In its denial of US Telecom’s forbearance request, the Commission asserted that it needed evidence that alternative services were available on competitive terms. This focus was overly narrow and misplaced. The Commission should instead evaluate the technological capabilities of alternative network platforms to determine whether there is a sufficient competitive alternative to Computer III-compliant facilities. The FCC engaged in such an inquiry when it deregulated wireline broadband without looking at specific prices. The same type of inquiry for narrowbanding enhanced services would demonstrate that competitive alternatives do exist, which would promote reasonable terms. There is thus no reason to force Computer III carriers to identify irrelevant information that they may not even be able to access in the first place.

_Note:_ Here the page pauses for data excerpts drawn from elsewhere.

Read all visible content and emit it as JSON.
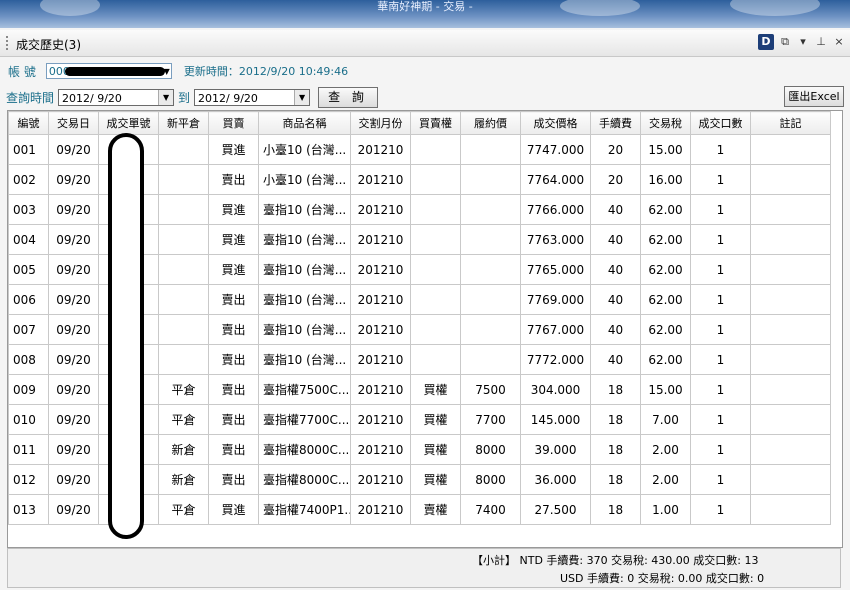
{
  "window": {
    "title": "華南好神期 - 交易 -"
  },
  "panel": {
    "title": "成交歷史(3)",
    "d_label": "D"
  },
  "account": {
    "label": "帳 號",
    "value": "000-",
    "updated": "更新時間：2012/9/20 10:49:46"
  },
  "query": {
    "label": "查詢時間",
    "from": "2012/ 9/20",
    "to_label": "到",
    "to": "2012/ 9/20",
    "button": "查 詢",
    "export": "匯出Excel"
  },
  "table": {
    "headers": [
      "編號",
      "交易日",
      "成交單號",
      "新平倉",
      "買賣",
      "商品名稱",
      "交割月份",
      "買賣權",
      "履約價",
      "成交價格",
      "手續費",
      "交易稅",
      "成交口數",
      "註記"
    ],
    "rows": [
      [
        "001",
        "09/20",
        "",
        "",
        "買進",
        "小臺10 (台灣...",
        "201210",
        "",
        "",
        "7747.000",
        "20",
        "15.00",
        "1",
        ""
      ],
      [
        "002",
        "09/20",
        "",
        "",
        "賣出",
        "小臺10 (台灣...",
        "201210",
        "",
        "",
        "7764.000",
        "20",
        "16.00",
        "1",
        ""
      ],
      [
        "003",
        "09/20",
        "",
        "",
        "買進",
        "臺指10 (台灣...",
        "201210",
        "",
        "",
        "7766.000",
        "40",
        "62.00",
        "1",
        ""
      ],
      [
        "004",
        "09/20",
        "",
        "",
        "買進",
        "臺指10 (台灣...",
        "201210",
        "",
        "",
        "7763.000",
        "40",
        "62.00",
        "1",
        ""
      ],
      [
        "005",
        "09/20",
        "",
        "",
        "買進",
        "臺指10 (台灣...",
        "201210",
        "",
        "",
        "7765.000",
        "40",
        "62.00",
        "1",
        ""
      ],
      [
        "006",
        "09/20",
        "",
        "",
        "賣出",
        "臺指10 (台灣...",
        "201210",
        "",
        "",
        "7769.000",
        "40",
        "62.00",
        "1",
        ""
      ],
      [
        "007",
        "09/20",
        "",
        "",
        "賣出",
        "臺指10 (台灣...",
        "201210",
        "",
        "",
        "7767.000",
        "40",
        "62.00",
        "1",
        ""
      ],
      [
        "008",
        "09/20",
        "",
        "",
        "賣出",
        "臺指10 (台灣...",
        "201210",
        "",
        "",
        "7772.000",
        "40",
        "62.00",
        "1",
        ""
      ],
      [
        "009",
        "09/20",
        "",
        "平倉",
        "賣出",
        "臺指權7500C...",
        "201210",
        "買權",
        "7500",
        "304.000",
        "18",
        "15.00",
        "1",
        ""
      ],
      [
        "010",
        "09/20",
        "",
        "平倉",
        "賣出",
        "臺指權7700C...",
        "201210",
        "買權",
        "7700",
        "145.000",
        "18",
        "7.00",
        "1",
        ""
      ],
      [
        "011",
        "09/20",
        "",
        "新倉",
        "賣出",
        "臺指權8000C...",
        "201210",
        "買權",
        "8000",
        "39.000",
        "18",
        "2.00",
        "1",
        ""
      ],
      [
        "012",
        "09/20",
        "",
        "新倉",
        "賣出",
        "臺指權8000C...",
        "201210",
        "買權",
        "8000",
        "36.000",
        "18",
        "2.00",
        "1",
        ""
      ],
      [
        "013",
        "09/20",
        "",
        "平倉",
        "買進",
        "臺指權7400P1...",
        "201210",
        "賣權",
        "7400",
        "27.500",
        "18",
        "1.00",
        "1",
        ""
      ]
    ]
  },
  "summary": {
    "line1": "【小計】   NTD 手續費: 370    交易稅: 430.00    成交口數: 13",
    "line2": "USD 手續費: 0    交易稅: 0.00    成交口數: 0"
  }
}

Given the existence of competing alternative platforms, there is little need to be concerned that either consumers or providers could not find “enhanced” services without the legacy rules. In the past, the Commission has solved this type of potential disruption to consumers and providers through limited grandfathering, such as it did when wireline broadband was deregulated. With a reasonable time to locate an alternative source of supply, there is no further need for continued regulation to assure consumer protection.
The FCC should not retain rules solely to protect existing business plans or services. Both the FCC and the antitrust laws have long refused to protect individual competitors rather than competition. Freezing services in place stifles innovation and unnecessarily increases carrier costs.
The Commission has admitted that the Computer III requirements are burdensome. Other public interest benefits support elimination. As the Commission found when deregulating wireline broadband, eliminating Computer III is in the public interest because it would promote innovation and investment, and reduce compliance costs. And unnecessary rules should be repealed in any event because they skew competition, harming consumers.
It is also ironic that the FCC elsewhere has announced that it needs to promote conversion to a modern network to promote broadband and meet other goals. Its stubborn retention of legacy rules applicable only to the analog PSTN, such as the Computer III rules, potentially works at cross purposes with these other goals.
In its NPRM to explore elimination of the remaining Computer III rules, the Commission should rely on available evidence to eliminate these unnecessary rules without further delay. Competition will continue to make available services consumers desire through a variety of platforms. Computer III: Rest In Peace.